Superpower: la recensione del documentario di Sean Penn su Zelensky e il conflitto ucraino presentato a Berlino
Sean Penn è in primo piano narratore e attivista di Superpower, documentario sull'attore e regista americano alle prese con Ucraina e Zelensky. Un grido indignato per una star sempre in primo piano nelle battaglie ideali. La recensione di Mauro Donzelli.
Le prime immagini mettono subito le cose in chiaro. Superpower è prima di tutto un documentario su Sean Penn che reagisce alla conoscenza con “la questione” Ucraina e con Volodymyr Zelensky, più che un film su questo personaggio improvvisamente catapultato, suo malgrado, al centro della scena politica e geopolitica mondiale. Niente che possa stupire più di tanto chi ha visto i recenti “lavori” di Penn, fra reportage e resoconto sugli slanci umanitari di un uomo in cerca di giuste cause. E quella ucraina, ovviamente, lo è. C’è un sincero afflato umanista dietro questo documentario, così come una semplificazione di questioni molto complesse fra ingenuità e banalizzazione.
Non c’era mai capitato, onestamente, di vedere un documentario in cui lo stesso regista, attore e anima totalizzante presente in ogni inquadratura, scelga di farsi intervistare per raccontare… proprio il documentario stesso che neanche abbiamo iniziato a vedere. Un corto circuito fra oggetto e soggetto della narrazione che dimostra come Superpower sia la personalizzazione di un’indignazione, un lungo reel in cui dare risalto alle (sacrosante e legittime) richieste di aiuti e armi all’occidente da parte del presidente ucraino, che utilizza per dare voce alle sue richieste la notorietà di Sean Penn, il quale qui è parte attiva, come attivista più che come autore.
Lo fa da patriota americano, spesso citando il comune slancio libertario connaturato al patrimonio genetico del suo come del popolo ucraino, arrivando a vedere Top Gun: Maverick insieme ad alcuni ucraini a Los Angeles, mettendoli poi in video chiamata con Miles Teller, in una confusione fra la guerra a Hollywood e quella reale che sarà stata anche ironica ma rimane significativa. Una semplificazione in cui dinamiche di enorme portata, spesso con radici secolari, sembrano poter essere risolte con un faccia a faccia, come un duello hollywoodiano fra eroe e antagonista, fra caccia militari nell’alto dei cieli. Paradossale che questa fede cieca nel conoscere la persona dal vivo, nel “leggere nei suoi occhi” lo accumuna al suo acerrimo nemico Trump, se non a presunte amicizie di politici di casa nostra.

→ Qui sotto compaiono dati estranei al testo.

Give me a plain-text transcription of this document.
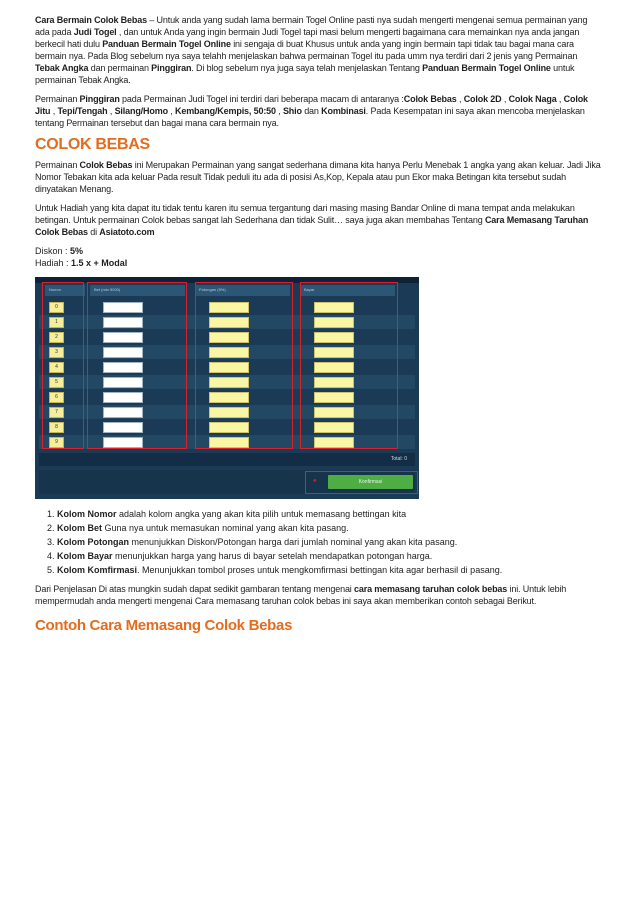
Cara Bermain Colok Bebas – Untuk anda yang sudah lama bermain Togel Online pasti nya sudah mengerti mengenai semua permainan yang ada pada Judi Togel , dan untuk Anda yang ingin bermain Judi Togel tapi masi belum mengerti bagaimana cara memainkan nya anda jangan berkecil hati dulu Panduan Bermain Togel Online ini sengaja di buat Khusus untuk anda yang ingin bermain tapi tidak tau bagai mana cara bermain nya. Pada Blog sebelum nya saya telahh menjelaskan bahwa permainan Togel itu pada umm nya terdiri dari 2 jenis yang Permainan Tebak Angka dan permainan Pinggiran. Di blog sebelum nya juga saya telah menjelaskan Tentang Panduan Bermain Togel Online untuk permainan Tebak Angka.

Permainan Pinggiran pada Permainan Judi Togel ini terdiri dari beberapa macam di antaranya :Colok Bebas , Colok 2D , Colok Naga , Colok Jitu , Tepi/Tengah , Silang/Homo , Kembang/Kempis, 50:50 , Shio dan Kombinasi. Pada Kesempatan ini saya akan mencoba menjelaskan tentang Permainan tersebut dan bagai mana cara bermain nya.

COLOK BEBAS

Permainan Colok Bebas ini Merupakan Permainan yang sangat sederhana dimana kita hanya Perlu Menebak 1 angka yang akan keluar. Jadi Jika Nomor Tebakan kita ada keluar Pada result Tidak peduli itu ada di posisi As,Kop, Kepala atau pun Ekor maka Betingan kita tersebut sudah dinyatakan Menang.

Untuk Hadiah yang kita dapat itu tidak tentu karen itu semua tergantung dari masing masing Bandar Online di mana tempat anda melakukan betingan. Untuk permainan Colok bebas sangat lah Sederhana dan tidak Sulit… saya juga akan membahas Tentang Cara Memasang Taruhan Colok Bebas di Asiatoto.com

Diskon : 5%
Hadiah : 1.5 x + Modal
Nomor	Bet (min 5000)	Potongan (5%)	Bayar
0
1
2
3
4
5
6
7
8
9
Total: 0
●	Konfirmasi
1. Kolom Nomor adalah kolom angka yang akan kita pilih untuk memasang bettingan kita
2. Kolom Bet Guna nya untuk memasukan nominal yang akan kita pasang.
3. Kolom Potongan menunjukkan Diskon/Potongan harga dari jumlah nominal yang akan kita pasang.
4. Kolom Bayar menunjukkan harga yang harus di bayar setelah mendapatkan potongan harga.
5. Kolom Komfirmasi. Menunjukkan tombol proses untuk mengkomfirmasi bettingan kita agar berhasil di pasang.

Dari Penjelasan Di atas mungkin sudah dapat sedikit gambaran tentang mengenai cara memasang taruhan colok bebas ini. Untuk lebih mempermudah anda mengerti mengenai Cara memasang taruhan colok bebas ini saya akan memberikan contoh sebagai Berikut.

Contoh Cara Memasang Colok Bebas
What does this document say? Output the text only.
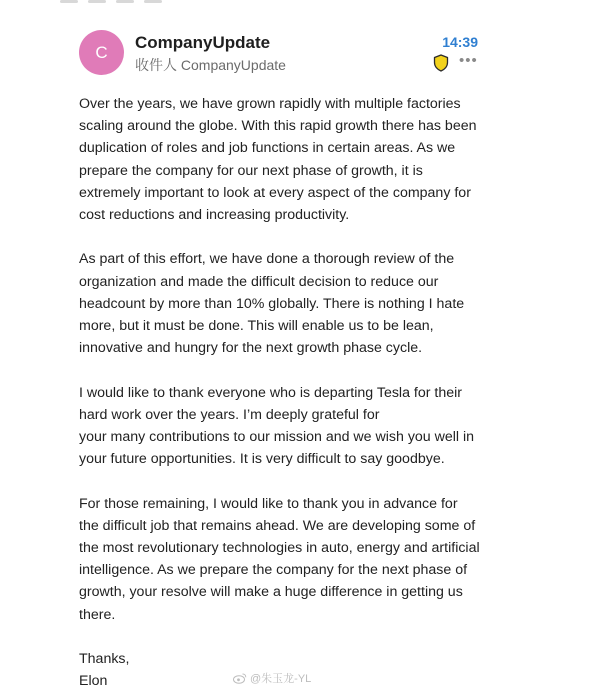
C	CompanyUpdate
收件人 CompanyUpdate
14:39
•••
Over the years, we have grown rapidly with multiple factories
scaling around the globe. With this rapid growth there has been
duplication of roles and job functions in certain areas. As we
prepare the company for our next phase of growth, it is
extremely important to look at every aspect of the company for
cost reductions and increasing productivity.
As part of this effort, we have done a thorough review of the
organization and made the difficult decision to reduce our
headcount by more than 10% globally. There is nothing I hate
more, but it must be done. This will enable us to be lean,
innovative and hungry for the next growth phase cycle.
I would like to thank everyone who is departing Tesla for their
hard work over the years. I’m deeply grateful for
your many contributions to our mission and we wish you well in
your future opportunities. It is very difficult to say goodbye.
For those remaining, I would like to thank you in advance for
the difficult job that remains ahead. We are developing some of
the most revolutionary technologies in auto, energy and artificial
intelligence. As we prepare the company for the next phase of
growth, your resolve will make a huge difference in getting us
there.
Thanks,
Elon	@朱玉龙-YL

Sean Penn e la sua squadra hanno dovuto rimettere le mani su questo documentario, diventato quindi il racconto di un progetto di film che, inizialmente, come svelano loro stessi, doveva avere al centro l’ascesa a leader politico ucraino di Volodymyr Zelensky, un attore comico di grande successo, anche in Russia, diventato celebre proprio come protagonista di una serie in cui interpretava un improbabile presidente ucraino. Come noto dal racconto dei media, nei giorni dell’inizio dell’invasione russa, Penn e la sua troupe si trovavano a Kiev, in attesa di un'udienza con il presidente, parlando con qualche analista politico e giornalista americano o locale, facendosi un’idea della crisi, fra sigarette e qualche bicchiere.
Superpower è il racconto di un innamoramento, come dice Sean Penn stesso, nei confronti di un popolo e, soprattutto, di un presidente “di una bellezza così profonda da essere senza pari”. La confusa indignazione di un uomo che vuole mostrare al mondo cosa stia accadendo da quelle parti. Non aiuta l’efficacia anche immediata del film, al di là di quella cinematografica, il fatto che Zelensky sia costantemente e in prima persona impegnato con grande coraggio nel sostenere in tutto il mondo, dai palcoscenici più inattesi, la propria giusta causa. Come dice a Penn, “se non sei pronto a vincere, non combattere, ma non possiamo volare con un’ala sola”. Il messaggio è sempre quello: la richiesta di armi per poter vincere la guerra. Perché Superpower? L’ultimissima scena ve lo svelerà.